The present matched cohorts comparing 3-level PCO to single-level PSO is the largest study to date to assess systemic complications and the safety profile between these 2 procedures. We found the only significant differences in 30-day complications to be decreased respiratory and renal complications in the PCO cohort. There was no difference in postoperative anemia, which differs from previous reports stating that PSO leads to increased blood loss compared to PCO [
10,
16]. However, these studies largely compared single-level PCO to single-level PSO, whereas the present study directly compared 3-level PCO to single-level PSO. Furthermore, postoperative anemia does not necessarily correlate with intraoperative blood loss. While our study observed a higher incidence of neurological complications amongst with 3-level PCO (16.6%) than that reported within the literature, this was likely attributed to several contributive factors including our sole inclusion of 3-level procedures compared to single-level procedures in other studies [
5], reporting of transient neuropraxias within the immediate postoperative period, and inherent discrepancies associated with use of ICD coding across institutions. Nonetheless, incidence of neurological injury remained comparable between matched PCO and PSO cohorts, which is concordant with other studies comparing multilevel PCO and PSO for deformity correction [
17]. Additionally, we provide data on 30-day cardiac complications, wound complications, VTE rates, sepsis, and delirium, which have not been reported on previously in the literature. We did not find any significant differences between the 2 cohorts in terms of these complications.
Trends of 3-level PCO compared to single-level PSO were also assessed. We found that the rate of 3-level PCO increased from 2010 to 2019, whereas PSO increased from 2010 to 2017 and then saw a steady decline. Both procedures decreased in 2020, likely due to the COVID-19 pandemic [
18]. The decline in utilization of PSO starting 2017 and the steady increase in PCOs likely indicates that more surgeons are utilizing PCOs when possible, perhaps due to the decreased blood loss reported in the literature and because PCO is purported to be less labor intensive [
6,
9]. While PCOs seemingly offer a technique which place less physiological demands on patients undergoing ASD surgery, it is also important to highlight the advent of minimally invasive techniques such as mini-open PSO, which could further improve clinical outcomes in ASD patients who are appropriately indicated [
19].
There are several limitations to this study. Like all database studies, it is inherently limited by reliance on accurate medical coding. Second, we were unable to assess sagittal correction between the 2 procedures, as radiographic data is not available in the database.

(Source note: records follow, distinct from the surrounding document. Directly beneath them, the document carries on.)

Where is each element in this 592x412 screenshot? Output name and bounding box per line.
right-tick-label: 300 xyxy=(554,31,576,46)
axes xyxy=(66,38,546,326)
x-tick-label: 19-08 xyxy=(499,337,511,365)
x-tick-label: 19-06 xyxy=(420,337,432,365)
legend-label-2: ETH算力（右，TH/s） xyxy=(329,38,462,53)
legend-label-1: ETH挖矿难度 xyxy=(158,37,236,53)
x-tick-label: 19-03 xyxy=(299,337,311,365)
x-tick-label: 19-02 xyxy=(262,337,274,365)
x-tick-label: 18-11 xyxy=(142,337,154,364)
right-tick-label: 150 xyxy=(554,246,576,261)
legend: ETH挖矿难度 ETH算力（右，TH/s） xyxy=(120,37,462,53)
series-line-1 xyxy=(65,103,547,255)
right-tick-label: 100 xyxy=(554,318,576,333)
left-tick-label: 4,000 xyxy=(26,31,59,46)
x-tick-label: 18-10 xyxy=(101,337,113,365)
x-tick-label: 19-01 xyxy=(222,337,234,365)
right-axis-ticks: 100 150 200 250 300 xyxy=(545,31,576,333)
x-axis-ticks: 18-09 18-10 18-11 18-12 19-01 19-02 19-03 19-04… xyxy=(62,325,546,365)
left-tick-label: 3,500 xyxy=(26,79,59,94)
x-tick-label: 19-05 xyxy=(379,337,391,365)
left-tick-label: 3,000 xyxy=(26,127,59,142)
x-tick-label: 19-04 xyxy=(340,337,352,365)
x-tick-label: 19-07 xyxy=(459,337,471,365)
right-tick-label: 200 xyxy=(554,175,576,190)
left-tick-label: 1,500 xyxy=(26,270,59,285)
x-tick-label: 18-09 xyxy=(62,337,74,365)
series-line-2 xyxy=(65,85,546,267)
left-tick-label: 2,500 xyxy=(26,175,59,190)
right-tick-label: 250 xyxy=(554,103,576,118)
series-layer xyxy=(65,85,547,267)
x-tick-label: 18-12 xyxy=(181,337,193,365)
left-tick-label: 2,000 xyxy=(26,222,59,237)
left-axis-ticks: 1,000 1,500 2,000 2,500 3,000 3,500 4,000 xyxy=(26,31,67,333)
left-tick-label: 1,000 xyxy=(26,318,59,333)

Third, we did not report on reoperation or hardware failure as it was outside the scope of this study. While the use of ICD-9 and ICD-10 diagnosis codes precluded our study from accurately evaluating mechanical complication rates, further research incorporating machine-learning based algorithms could substantially improve risk prediction amongst various osteotomy techniques [
20]. Doing so would additionally refine indications for patients undergoing ASD surgery and would better individualize operative treatment strategies for this complex patient population. Nonetheless, despite these limitations, our study is the first to assess nationwide PCO and PSO trends in which we are aware of, and presents an important area of further research.
CONCLUSION
In conclusion, 3-level PCO utilization increased steadily throughout the study period, whereas single-level PSO utilization peaked in 2017 and has since seen a steady decline. Patients who undergo 3-level PCO are at decreased risk of renal and respiratory complications compared to patients undergoing single-level PSO. There was no difference in rate of 30-day wound, VTE, anemia, cardiac, sepsis, delirium, and neurologic, and overall complications. Considering the 2 procedures achieve similar sagittal correction, it is important for surgeons to be aware that 3-level PCO has an improved safety profile compared to single-level PSO.